Wie immer glauben wir, dass die Lösung im Bereich der Macht liegt. Als das Basketballteam aus Valencia im März 2004 versuchte, Israel zu boykottieren, und ankündigte, dass es nicht an der Ligameisterschaft teilnehmen würde, falls diese in Israel stattfände, wurde die Dampfwalze in Betrieb gesetzt. Es gab Drohungen, und es wurde über Verträge geraunt, bis Valencia gezwungen war, ein­zulenken und hier zu spielen.

 

In ähnlicher Weise hat die weltweite israelische Lobby im Falle des akademischen Boykotts einen nach dem anderen ausfindig gemacht, der sich für die Unterstützung des Boykotts ausgesprochen hatte, um dessen Leben zur Hölle zu machen. Die Bestrebung der Haifa-Universität, Ilan Pappe im Jahr 2002 zu entlassen, wurde initiiert, weil Pappe öffentlich den Boykott unterstützte und die britische Originalpetition unterschrieb, die dazu aufrief.

 

Es mag möglich sein, dass der Bulldozer, der inzwischen Israel symbolisiert, bei der Entscheidung der AUT (Association of University Teachers) in England erfolgreich den Rückwärtsgang einlegen kann.
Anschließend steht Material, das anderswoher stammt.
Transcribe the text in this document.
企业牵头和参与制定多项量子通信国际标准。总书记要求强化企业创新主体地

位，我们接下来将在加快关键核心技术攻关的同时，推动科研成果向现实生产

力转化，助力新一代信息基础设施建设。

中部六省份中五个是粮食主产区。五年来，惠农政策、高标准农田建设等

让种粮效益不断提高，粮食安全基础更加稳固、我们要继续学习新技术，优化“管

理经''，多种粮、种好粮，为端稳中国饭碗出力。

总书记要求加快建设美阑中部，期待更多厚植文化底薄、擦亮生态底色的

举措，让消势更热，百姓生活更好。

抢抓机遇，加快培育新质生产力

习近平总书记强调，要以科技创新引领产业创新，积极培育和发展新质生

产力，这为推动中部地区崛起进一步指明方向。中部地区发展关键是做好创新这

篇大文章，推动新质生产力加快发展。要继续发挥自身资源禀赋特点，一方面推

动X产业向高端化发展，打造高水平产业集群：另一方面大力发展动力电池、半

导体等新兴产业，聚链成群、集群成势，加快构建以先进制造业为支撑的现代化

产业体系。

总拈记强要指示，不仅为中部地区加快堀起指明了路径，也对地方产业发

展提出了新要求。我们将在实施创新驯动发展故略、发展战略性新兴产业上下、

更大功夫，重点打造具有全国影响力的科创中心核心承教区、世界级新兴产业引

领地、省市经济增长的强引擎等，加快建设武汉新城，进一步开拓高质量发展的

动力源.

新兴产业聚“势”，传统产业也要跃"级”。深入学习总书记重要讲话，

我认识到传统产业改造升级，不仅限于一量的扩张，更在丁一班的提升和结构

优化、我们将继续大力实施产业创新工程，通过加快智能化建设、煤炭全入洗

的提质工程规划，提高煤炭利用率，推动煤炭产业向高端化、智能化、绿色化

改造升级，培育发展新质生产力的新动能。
Aber wird dies Forscher davon abhalten, uns still und leise zu boykottieren – ohne die Medien ein­zubeziehen? Vielleicht wäre es lohnenswerter für die israelische Hochschule (Israeli Academy), ihren Groll gegen die Regierung zu richten und zu verlangen, dass diese endlich jener Mauer ein Ende macht.

 

Aus dem Hebräischen ins Englische von Mark Marshall.
Aus dem Englischen ins Deutsche von Gabriele Al Dahouk.

 

Tanya Reinhart ist Professor an der Tel Aviv-Universität und Autor von „How to End the 1948 War“ (Wie kann der 1948er-Krieg beendet werden?) – „Détruire la Palestine“ (Zerstörung Palästinas).